01/05/2013

AONDE É QUE NÓS ÍAMOS?

Eu cheio de dores no joelho, a descer das Torres del Paine para a ponte onde o caminho se divide: de um lado, o refúgio onde dormimos ontem; do outro, o caminho para Los Cuernos - o segundo refúgio, onde temos reserva para hoje. O Bunty segue mais à frente, porque vai buscar a mochila grande ao primeiro refúgio.

16:00
Fiquei a descansar na ponte, enquanto o Bunty foi buscar a mochila. Já estamos no limite, queríamos ter chegado aqui às três, para dar tempo de fazer tudo com calma, agora só devemos sair às quatro e meia, na melhor das hipóteses. Supostamente o caminho até ao próximo refúgio demora três a quatro horas... com o joelho assim, vamos lá ver.

16:30
Adormeci, por momentos, nas pedras junto ao rio. Acordei, molhei os pés na água gelada, outra vez. O joelho parece melhor. Não há sinais do Bunty, ele já devia estar a voltar - mas não o vejo.

16:45
Começo a ficar preocupado. O refúgio não é assim tão longe. Será que aconteceu alguma coisa? Será que se perdeu - ou talvez se tenha magoado, também. Aparecem três chilenas com quem tínhamos estado à conversa, na descida, pouco antes de me ter magoado. Não o viram.

17:00
Alguma coisa se passa. Vou voltar para o refúgio, começa a ficar tarde demais para sair para o caminho. Sapatos calçados, mochila às costas, o joelho melhorou consideravelmente - lá vou eu.

Mas nem foi preciso andar muito. Passados 300m lá o vi, de mochila às costas, a vir na minha direcção.

"O que aconteceu?"

"Chegou um grupo enorme e estavam todos a fazer check in, a miúda da recepção não podia sair para me levar ao depósito das mochilas e tive de esperar..."

Sentámo-nos junto ao rio, para ele descansar um pouco. Conversa-puxa-conversa, queres água, vai um biscoito, deixa lá ver o mapa...

17:30
Arrancámos, finalmente. O mapa "diz" que são quatro horas e meia, até Los Cuernos. Toda a gente nos disse que se faz em quatro horas. E antes do drama do joelho, acreditávamos que conseguíamos  em três e meia. A ver vamos. O jantar é servido até às 21:30... é essa a nossa meta.

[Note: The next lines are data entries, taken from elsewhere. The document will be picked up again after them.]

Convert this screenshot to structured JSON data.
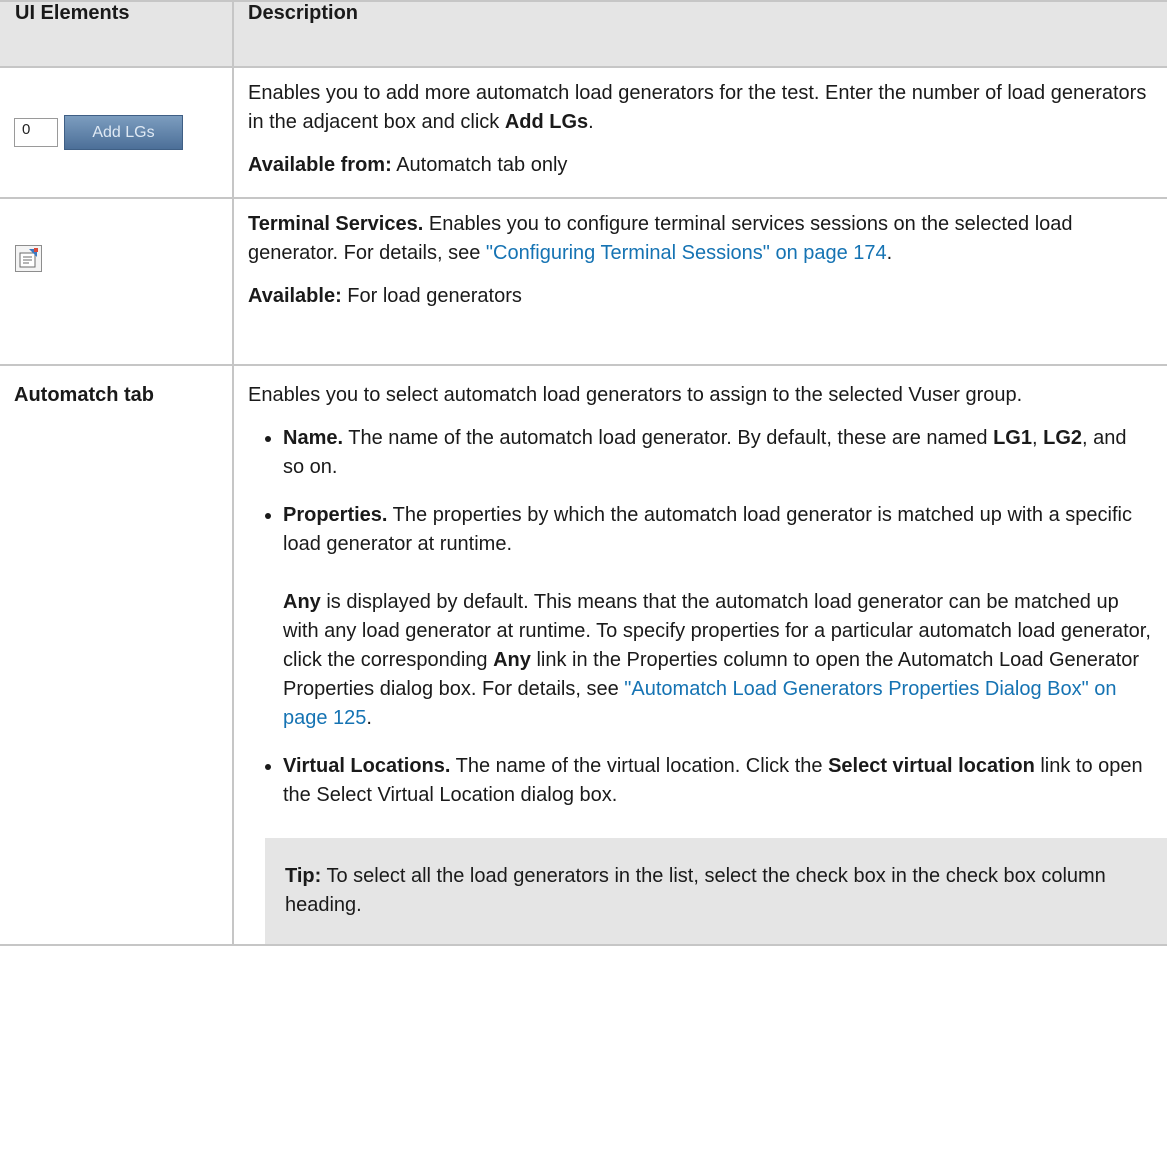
{
  "header": {
    "col1": "UI Elements",
    "col2": "Description"
  },
  "rows": {
    "add_lgs": {
      "input_value": "0",
      "button_label": "Add LGs",
      "desc1": "Enables you to add more automatch load generators for the test. Enter the number of load generators in the adjacent box and click ",
      "desc1_bold": "Add LGs",
      "desc1_end": ".",
      "avail_label": "Available from:",
      "avail_text": " Automatch tab only"
    },
    "terminal": {
      "icon": "terminal-services-icon",
      "title": "Terminal Services.",
      "desc": " Enables you to configure terminal services sessions on the selected load generator. For details, see ",
      "link": "\"Configuring Terminal Sessions\" on page 174",
      "desc_end": ".",
      "avail_label": "Available:",
      "avail_text": " For load generators"
    },
    "automatch": {
      "label": "Automatch tab",
      "intro": "Enables you to select automatch load generators to assign to the selected Vuser group.",
      "name_label": "Name.",
      "name_text1": " The name of the automatch load generator. By default, these are named ",
      "name_lg1": "LG1",
      "name_sep": ", ",
      "name_lg2": "LG2",
      "name_text2": ", and so on.",
      "props_label": "Properties.",
      "props_text": " The properties by which the automatch load generator is matched up with a specific load generator at runtime.",
      "any_label": "Any",
      "any_text1": " is displayed by default. This means that the automatch load generator can be matched up with any load generator at runtime. To specify properties for a particular automatch load generator, click the corresponding ",
      "any_label2": "Any",
      "any_text2": " link in the Properties column to open the Automatch Load Generator Properties dialog box. For details, see ",
      "any_link": "\"Automatch Load Generators Properties Dialog Box\" on page 125",
      "any_end": ".",
      "vl_label": "Virtual Locations.",
      "vl_text1": " The name of the virtual location. Click the ",
      "vl_bold": "Select virtual location",
      "vl_text2": " link to open the Select Virtual Location dialog box.",
      "tip_label": "Tip:",
      "tip_text": " To select all the load generators in the list, select the check box in the check box column heading."
    }
  },
  "colors": {
    "link": "#1573b3",
    "header_bg": "#e5e5e5",
    "border": "#c6c6c6",
    "button": "#5a7ea6"
  }
}
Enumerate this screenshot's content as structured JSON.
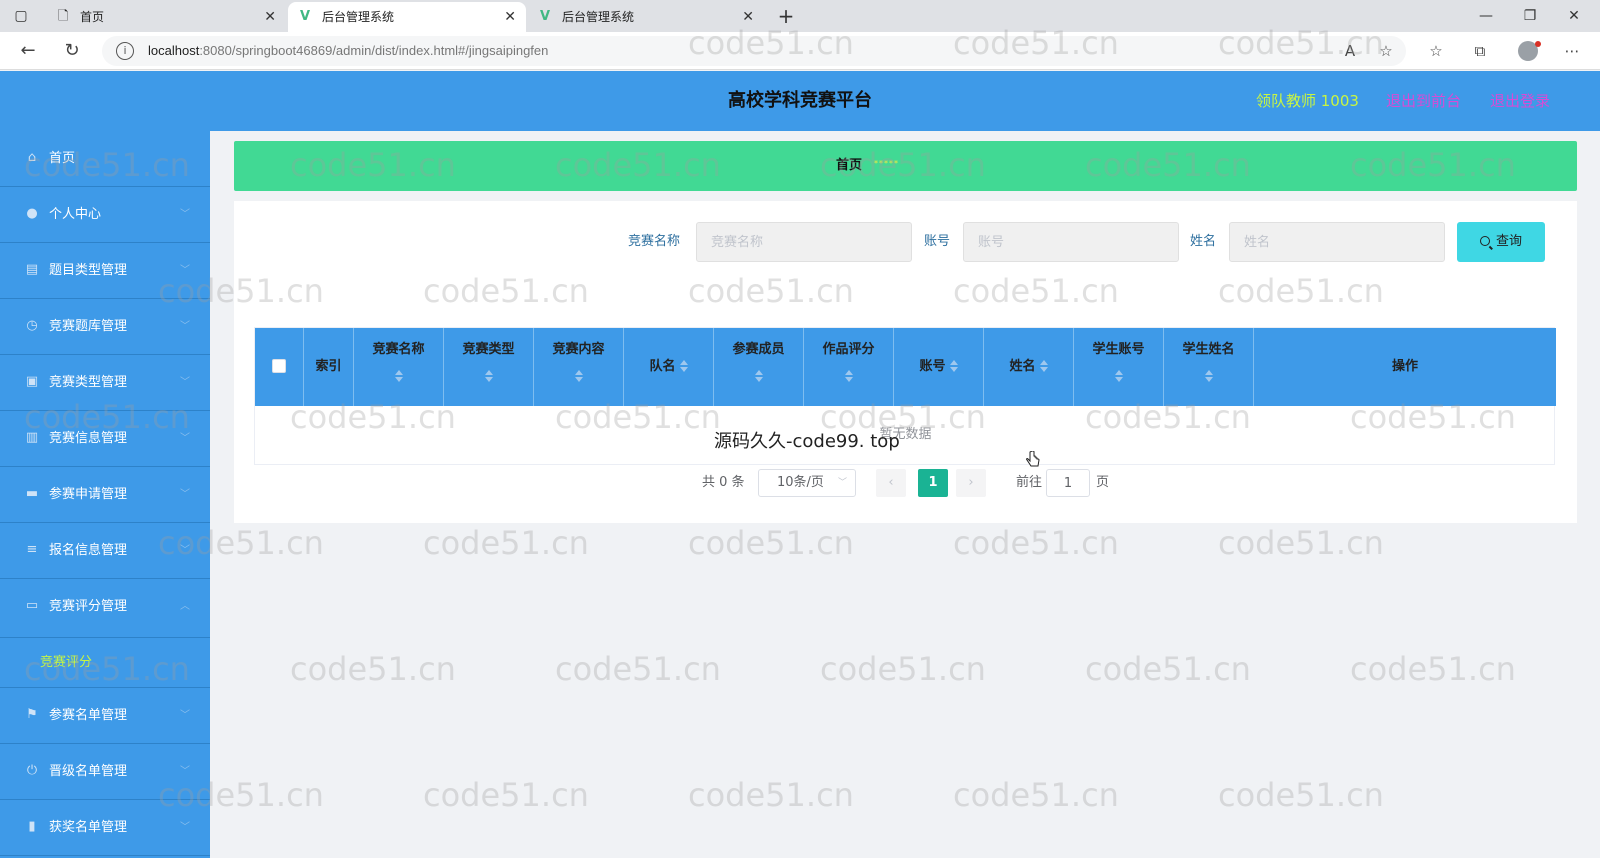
{
  "browser": {
    "tabs": [
      {
        "label": "首页"
      },
      {
        "label": "后台管理系统"
      },
      {
        "label": "后台管理系统"
      }
    ],
    "new_tab_icon": "plus-icon",
    "url_host": "localhost",
    "url_rest": ":8080/springboot46869/admin/dist/index.html#/jingsaipingfen"
  },
  "header": {
    "title": "高校学科竞赛平台",
    "user": "领队教师 1003",
    "link_front": "退出到前台",
    "link_logout": "退出登录",
    "colors": {
      "bar": "#3e9ae8",
      "user": "#c8f542",
      "link": "#d64cd6"
    }
  },
  "sidebar": {
    "items": [
      {
        "label": "首页",
        "icon": "home-icon",
        "arrow": false
      },
      {
        "label": "个人中心",
        "icon": "user-icon",
        "arrow": true
      },
      {
        "label": "题目类型管理",
        "icon": "list-icon",
        "arrow": true
      },
      {
        "label": "竞赛题库管理",
        "icon": "clock-icon",
        "arrow": true
      },
      {
        "label": "竞赛类型管理",
        "icon": "doc-icon",
        "arrow": true
      },
      {
        "label": "竞赛信息管理",
        "icon": "chart-icon",
        "arrow": true
      },
      {
        "label": "参赛申请管理",
        "icon": "briefcase-icon",
        "arrow": true
      },
      {
        "label": "报名信息管理",
        "icon": "menu-icon",
        "arrow": true
      },
      {
        "label": "竞赛评分管理",
        "icon": "card-icon",
        "arrow": true,
        "expanded": true
      },
      {
        "label": "参赛名单管理",
        "icon": "flag-icon",
        "arrow": true
      },
      {
        "label": "晋级名单管理",
        "icon": "power-icon",
        "arrow": true
      },
      {
        "label": "获奖名单管理",
        "icon": "bar-icon",
        "arrow": true
      }
    ],
    "active_sub": "竞赛评分"
  },
  "breadcrumb": {
    "home": "首页",
    "sep": "*****"
  },
  "search": {
    "label1": "竞赛名称",
    "placeholder1": "竞赛名称",
    "label2": "账号",
    "placeholder2": "账号",
    "label3": "姓名",
    "placeholder3": "姓名",
    "button": "查询"
  },
  "table": {
    "columns": [
      "索引",
      "竞赛名称",
      "竞赛类型",
      "竞赛内容",
      "队名",
      "参赛成员",
      "作品评分",
      "账号",
      "姓名",
      "学生账号",
      "学生姓名",
      "操作"
    ],
    "empty": "暂无数据"
  },
  "pagination": {
    "total": "共 0 条",
    "page_size": "10条/页",
    "current_page": "1",
    "goto_label": "前往",
    "goto_value": "1",
    "page_suffix": "页"
  },
  "overlay": "源码久久-code99. top",
  "watermark": "code51.cn"
}
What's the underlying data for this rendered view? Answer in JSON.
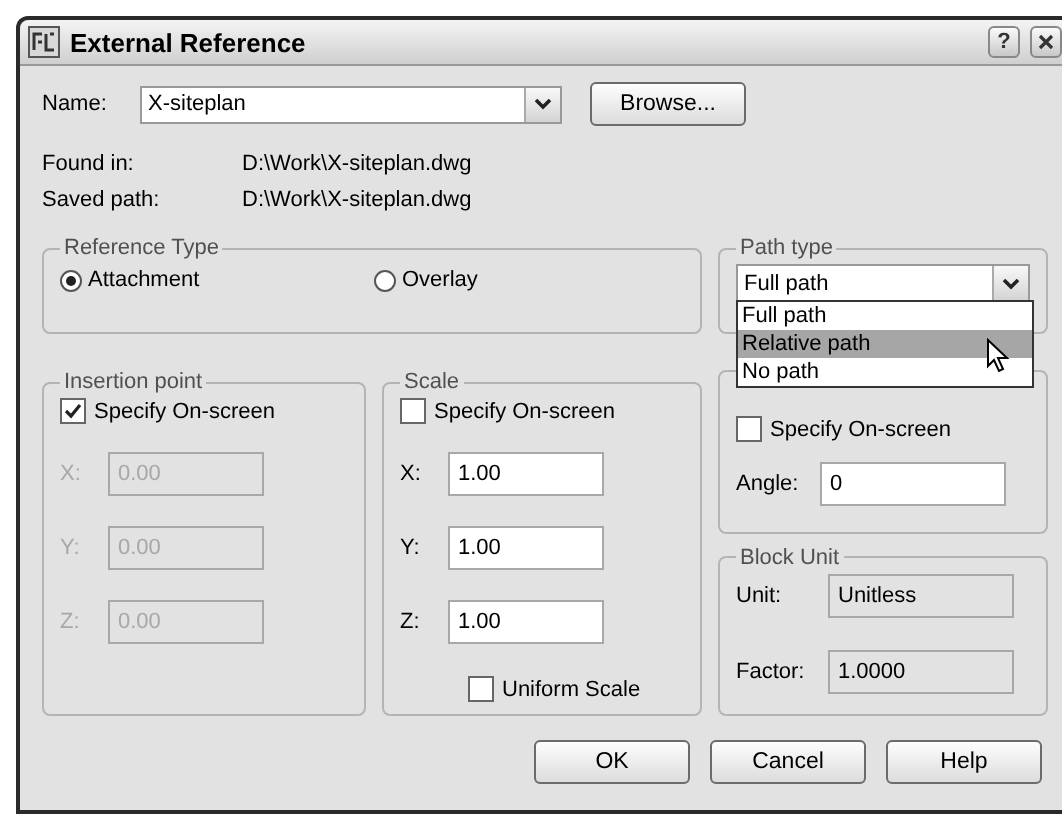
{
  "window": {
    "title": "External Reference",
    "help_button": "?"
  },
  "name": {
    "label": "Name:",
    "value": "X-siteplan"
  },
  "browse_button": "Browse...",
  "info": [
    {
      "label": "Found in:",
      "value": "D:\\Work\\X-siteplan.dwg"
    },
    {
      "label": "Saved path:",
      "value": "D:\\Work\\X-siteplan.dwg"
    }
  ],
  "reference_type": {
    "title": "Reference Type",
    "options": [
      {
        "label": "Attachment",
        "selected": true
      },
      {
        "label": "Overlay",
        "selected": false
      }
    ]
  },
  "path_type": {
    "title": "Path type",
    "value": "Full path",
    "expanded": true,
    "options": [
      {
        "label": "Full path",
        "highlighted": false
      },
      {
        "label": "Relative path",
        "highlighted": true
      },
      {
        "label": "No path",
        "highlighted": false
      }
    ]
  },
  "insertion_point": {
    "title": "Insertion point",
    "specify_on_screen": {
      "label": "Specify On-screen",
      "checked": true
    },
    "fields": [
      {
        "label": "X:",
        "value": "0.00",
        "disabled": true
      },
      {
        "label": "Y:",
        "value": "0.00",
        "disabled": true
      },
      {
        "label": "Z:",
        "value": "0.00",
        "disabled": true
      }
    ]
  },
  "scale": {
    "title": "Scale",
    "specify_on_screen": {
      "label": "Specify On-screen",
      "checked": false
    },
    "fields": [
      {
        "label": "X:",
        "value": "1.00",
        "disabled": false
      },
      {
        "label": "Y:",
        "value": "1.00",
        "disabled": false
      },
      {
        "label": "Z:",
        "value": "1.00",
        "disabled": false
      }
    ],
    "uniform_scale": {
      "label": "Uniform Scale",
      "checked": false
    }
  },
  "rotation": {
    "specify_on_screen": {
      "label": "Specify On-screen",
      "checked": false
    },
    "angle": {
      "label": "Angle:",
      "value": "0"
    }
  },
  "block_unit": {
    "title": "Block Unit",
    "unit": {
      "label": "Unit:",
      "value": "Unitless"
    },
    "factor": {
      "label": "Factor:",
      "value": "1.0000"
    }
  },
  "buttons": [
    "OK",
    "Cancel",
    "Help"
  ]
}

Avançámos a bom ritmo, mas depressa voltaram as dores. Por sorte, o caminho era relativamente plano, a maioria das vezes - pelo menos ao longo da primeira hora. Arranjámos um pau para servir de bengala e continuámos, um pouco mais devagar, mas com confiança. O tempo estava agradável, caminhámos nas margens de um enorme lago, começavam a aparecer algumas nuvens no horizonte, mas nada demais. Sabíamos que tínhamos luz até oito, visibilidade até às oito e meia.

18:30
O sol desapareceu atrás das montanhas e a temperatura começou imediatamente a descer. O joelho está cada vez pior, conforme há mais subidas e descidas. As nuvens insistem em agrupar-se, à nossa volta, e começamos a temer por chuva. Apercebemo-nos que as chilenas não devem estar longe: às vezes ouvimo-las a falar, de vez em quando vemos pegadas molhadas nas pedras.

19:30
Não estamos a avançar ao ritmo que pensávamos estar a avançar. Ao princípio parecia que sim, pelas placas que informam sobre as distâncias; parecia que íamos mais depressa. Mas não: ainda falta muito. Ainda vamos a meio. Decidimos não acender a lanterna (só temos uma, mais os telefones!), para não ficarmos demasiado dependentes dela. Se a acendermos, passamos a ver apenas para onde aponta, tudo o resto será trevas. E sem lanterna, enquanto ainda há uma réstia de luz, os olhos habituam-se e dá para avançar.

20:30
Cada vez mais escuro, mas teimamos em não acender a lanterna. Avançamos ao mesmo ritmo que as chilenas, às vezes dá para ver as luzes das lanternas delas ao fundo. De vez em quando sinto um pingo - acho que vai começar a chover.

21:00
Acendemos as luzes. Começou a chover. O joelho dói mais do que antes. Já não vemos as chilenas em lado nenhum, e por duas vezes ficámos com a sensação que nos tínhamos perdido, mas ao vermos as marcas laranjas ficámos mais descansados. Não devíamos ter saído tão tarde.

21:30
Vemos, finalmente, as luzes do refúgio - algures entre as árvores. Aceleramos o passo, a chuva está mais forte agora mas temos a confiança e a energia reforçadas, por encontrar o refúgio. Descemos por um caminho de pedras e vamos parar à beira de um rio, as águas correm com toda a força - como atravessar? Não há uma ponte? Tem de haver uma ponte! Descemos um pouco a margem e nada. Subimos um pouco e nada. Chove cada vez mais, é impossível atravessar, que irresponsabilidade, como é que não há uma ponte aqui...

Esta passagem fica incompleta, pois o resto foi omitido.